Peter Bailey


Storytelling with Dialogue: A Critical Role Dungeons and Dragons Dataset
Revanth Rameshkumar | Peter Bailey
Proceedings of the 58th Annual Meeting of the Association for Computational Linguistics

This paper describes the Critical Role Dungeons and Dragons Dataset (CRD3) and related analyses. Critical Role is an unscripted, live-streamed show where a fixed group of people play Dungeons and Dragons, an open-ended role-playing game. The dataset is collected from 159 Critical Role episodes transcribed to text dialogues, consisting of 398,682 turns. It also includes corresponding abstractive summaries collected from the Fandom wiki. The dataset is linguistically unique in that the narratives are generated entirely through player collaboration and spoken interaction. For each dialogue, there are a large number of turns, multiple abstractive summaries with varying levels of detail, and semantic ties to the previous dialogues. In addition, we provide a data augmentation method that produces 34,243 summary-dialogue chunk pairs to support current neural ML approaches, and we provide an abstractive summarization benchmark and evaluation.


Diversifying Reply Suggestions Using a Matching-Conditional Variational Autoencoder
Budhaditya Deb | Peter Bailey | Milad Shokouhi
Proceedings of the 2019 Conference of the North American Chapter of the Association for Computational Linguistics: Human Language Technologies, Volume 2 (Industry Papers)

We consider the problem of diversifying automated reply suggestions for a commercial instant-messaging (IM) system (Skype). Our conversation model is a standard matching based information retrieval architecture, which consists of two parallel encoders to project messages and replies into a common feature representation. During inference, we select replies from a fixed response set using nearest neighbors in the feature space. To diversify responses, we formulate the model as a generative latent variable model with Conditional Variational Auto-Encoder (M-CVAE). We propose a constrained-sampling approach to make the variational inference in M-CVAE efficient for our production system. In offline experiments, M-CVAE consistently increased diversity by ∼30−40% without significant impact on relevance. This translated to a ∼5% gain in click-rate in our online production system.

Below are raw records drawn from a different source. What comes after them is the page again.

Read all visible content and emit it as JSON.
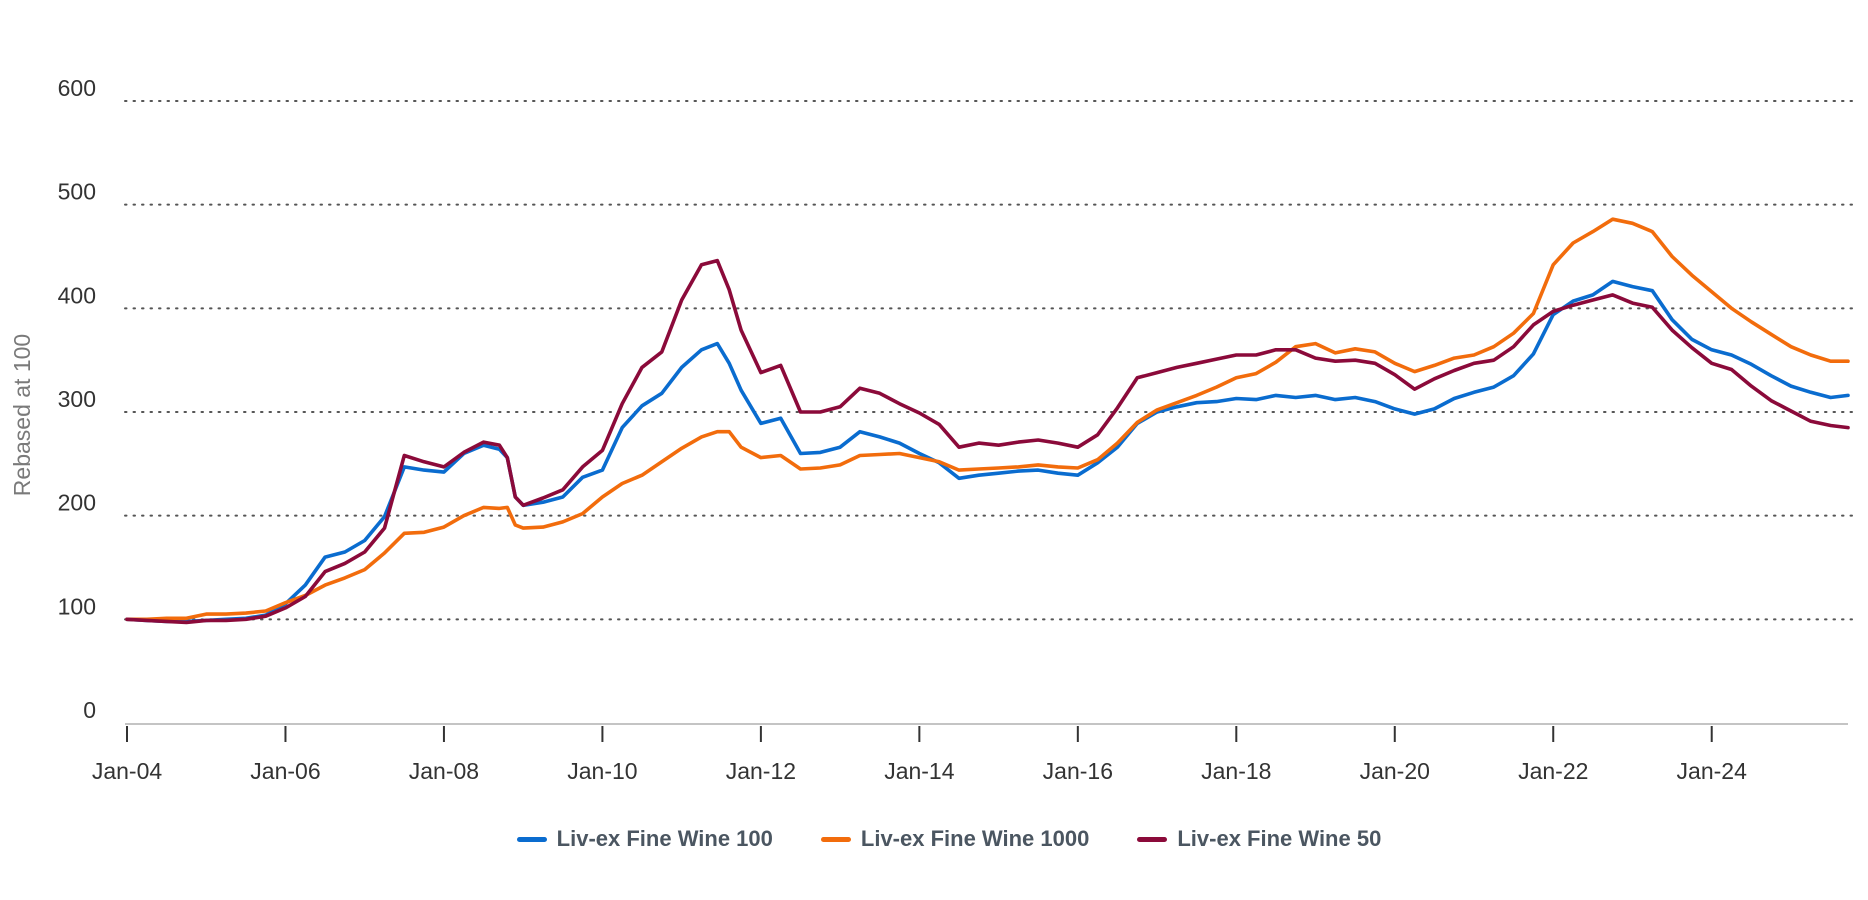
{
  "chart_data": {
    "type": "line",
    "title": "",
    "xlabel": "",
    "ylabel": "Rebased at 100",
    "ylim": [
      0,
      600
    ],
    "yticks": [
      "0",
      "100",
      "200",
      "300",
      "400",
      "500",
      "600"
    ],
    "ytick_values": [
      0,
      100,
      200,
      300,
      400,
      500,
      600
    ],
    "xticks": [
      "Jan-04",
      "Jan-06",
      "Jan-08",
      "Jan-10",
      "Jan-12",
      "Jan-14",
      "Jan-16",
      "Jan-18",
      "Jan-20",
      "Jan-22",
      "Jan-24"
    ],
    "xtick_values": [
      2004,
      2006,
      2008,
      2010,
      2012,
      2014,
      2016,
      2018,
      2020,
      2022,
      2024
    ],
    "xlim": [
      2004,
      2025.72
    ],
    "grid": "horizontal-dotted",
    "legend_position": "bottom-center",
    "x": [
      2004.0,
      2004.25,
      2004.5,
      2004.75,
      2005.0,
      2005.25,
      2005.5,
      2005.75,
      2006.0,
      2006.25,
      2006.5,
      2006.75,
      2007.0,
      2007.25,
      2007.5,
      2007.75,
      2008.0,
      2008.25,
      2008.5,
      2008.7,
      2008.8,
      2008.9,
      2009.0,
      2009.25,
      2009.5,
      2009.75,
      2010.0,
      2010.25,
      2010.5,
      2010.75,
      2011.0,
      2011.25,
      2011.45,
      2011.6,
      2011.75,
      2012.0,
      2012.25,
      2012.5,
      2012.75,
      2013.0,
      2013.25,
      2013.5,
      2013.75,
      2014.0,
      2014.25,
      2014.5,
      2014.75,
      2015.0,
      2015.25,
      2015.5,
      2015.75,
      2016.0,
      2016.25,
      2016.5,
      2016.75,
      2017.0,
      2017.25,
      2017.5,
      2017.75,
      2018.0,
      2018.25,
      2018.5,
      2018.75,
      2019.0,
      2019.25,
      2019.5,
      2019.75,
      2020.0,
      2020.25,
      2020.5,
      2020.75,
      2021.0,
      2021.25,
      2021.5,
      2021.75,
      2022.0,
      2022.25,
      2022.5,
      2022.75,
      2023.0,
      2023.25,
      2023.5,
      2023.75,
      2024.0,
      2024.25,
      2024.5,
      2024.75,
      2025.0,
      2025.25,
      2025.5,
      2025.72
    ],
    "series": [
      {
        "name": "Liv-ex Fine Wine 100",
        "color": "#0a6ccf",
        "values": [
          100,
          99,
          98,
          98,
          99,
          100,
          101,
          104,
          115,
          133,
          160,
          165,
          176,
          199,
          247,
          244,
          242,
          260,
          268,
          264,
          256,
          218,
          210,
          213,
          218,
          237,
          244,
          285,
          306,
          318,
          343,
          360,
          366,
          347,
          321,
          289,
          294,
          260,
          261,
          266,
          281,
          276,
          270,
          260,
          251,
          236,
          239,
          241,
          243,
          244,
          241,
          239,
          251,
          266,
          289,
          300,
          305,
          309,
          310,
          313,
          312,
          316,
          314,
          316,
          312,
          314,
          310,
          303,
          298,
          303,
          313,
          319,
          324,
          335,
          356,
          394,
          407,
          413,
          426,
          421,
          417,
          389,
          370,
          360,
          355,
          346,
          335,
          325,
          319,
          314,
          316
        ]
      },
      {
        "name": "Liv-ex Fine Wine 1000",
        "color": "#f26c0c",
        "values": [
          100,
          100,
          101,
          101,
          105,
          105,
          106,
          108,
          116,
          123,
          133,
          140,
          148,
          164,
          183,
          184,
          189,
          200,
          208,
          207,
          208,
          191,
          188,
          189,
          194,
          202,
          218,
          231,
          239,
          252,
          265,
          276,
          281,
          281,
          266,
          256,
          258,
          245,
          246,
          249,
          258,
          259,
          260,
          256,
          252,
          244,
          245,
          246,
          247,
          249,
          247,
          246,
          254,
          270,
          290,
          302,
          309,
          316,
          324,
          333,
          337,
          348,
          363,
          366,
          357,
          361,
          358,
          347,
          339,
          345,
          352,
          355,
          363,
          376,
          395,
          442,
          463,
          474,
          486,
          482,
          474,
          450,
          432,
          416,
          400,
          387,
          375,
          363,
          355,
          349,
          349
        ]
      },
      {
        "name": "Liv-ex Fine Wine 50",
        "color": "#8b0a3a",
        "values": [
          100,
          99,
          98,
          97,
          99,
          99,
          100,
          103,
          111,
          122,
          146,
          154,
          165,
          188,
          258,
          252,
          247,
          261,
          271,
          268,
          256,
          218,
          210,
          217,
          225,
          247,
          263,
          308,
          343,
          358,
          408,
          442,
          446,
          418,
          379,
          338,
          345,
          300,
          300,
          305,
          323,
          318,
          308,
          299,
          288,
          266,
          270,
          268,
          271,
          273,
          270,
          266,
          278,
          304,
          333,
          338,
          343,
          347,
          351,
          355,
          355,
          360,
          360,
          352,
          349,
          350,
          347,
          336,
          322,
          332,
          340,
          347,
          350,
          363,
          384,
          397,
          403,
          408,
          413,
          405,
          401,
          379,
          362,
          347,
          341,
          325,
          311,
          301,
          291,
          287,
          285
        ]
      }
    ]
  }
}
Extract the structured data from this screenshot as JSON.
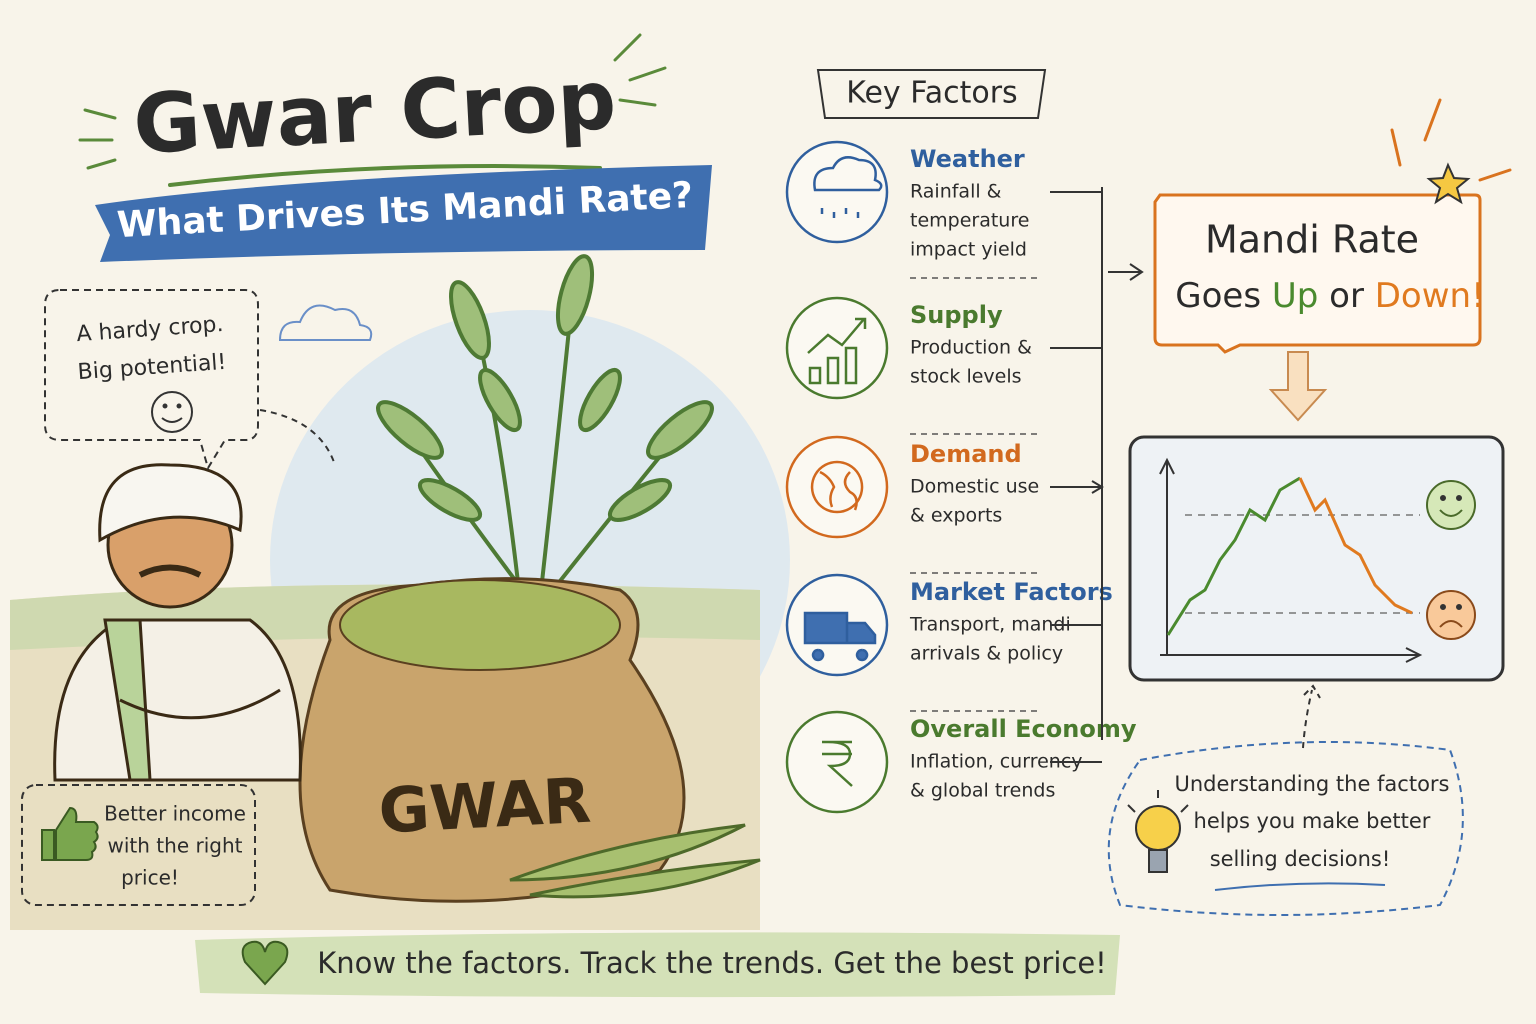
{
  "header": {
    "title": "Gwar Crop",
    "subtitle": "What Drives Its Mandi Rate?"
  },
  "speech_bubble": {
    "lines": [
      "A hardy crop.",
      "Big potential!"
    ]
  },
  "income_note": {
    "lines": [
      "Better income",
      "with the right",
      "price!"
    ]
  },
  "sack_label": "GWAR",
  "key_factors": {
    "heading": "Key Factors",
    "factors": [
      {
        "name": "Weather",
        "lines": [
          "Rainfall &",
          "temperature",
          "impact yield"
        ]
      },
      {
        "name": "Supply",
        "lines": [
          "Production &",
          "stock levels"
        ]
      },
      {
        "name": "Demand",
        "lines": [
          "Domestic use",
          "& exports"
        ]
      },
      {
        "name": "Market Factors",
        "lines": [
          "Transport, mandi",
          "arrivals & policy"
        ]
      },
      {
        "name": "Overall Economy",
        "lines": [
          "Inflation, currency",
          "& global trends"
        ]
      }
    ]
  },
  "result": {
    "line1": "Mandi Rate",
    "line2": [
      "Goes",
      "Up",
      "or",
      "Down!"
    ]
  },
  "tip": {
    "lines": [
      "Understanding the factors",
      "helps you make better",
      "selling decisions!"
    ]
  },
  "footer": "Know the factors. Track the trends. Get the best price!"
}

Assigning people to tasks identified in email: The EPA dataset for addressee tagging for detected task intent
Revanth Rameshkumar | Peter Bailey | Abhishek Jha | Chris Quirk
Proceedings of the 2018 EMNLP Workshop W-NUT: The 4th Workshop on Noisy User-generated Text

We describe the Enron People Assignment (EPA) dataset, in which tasks that are described in emails are associated with the person(s) responsible for carrying out these tasks. We identify tasks and the responsible people in the Enron email dataset. We define evaluation methods for this challenge and report scores for our model and naïve baselines. The resulting model enables a user experience operating within a commercial email service: given a person and a task, it determines if the person should be notified of the task.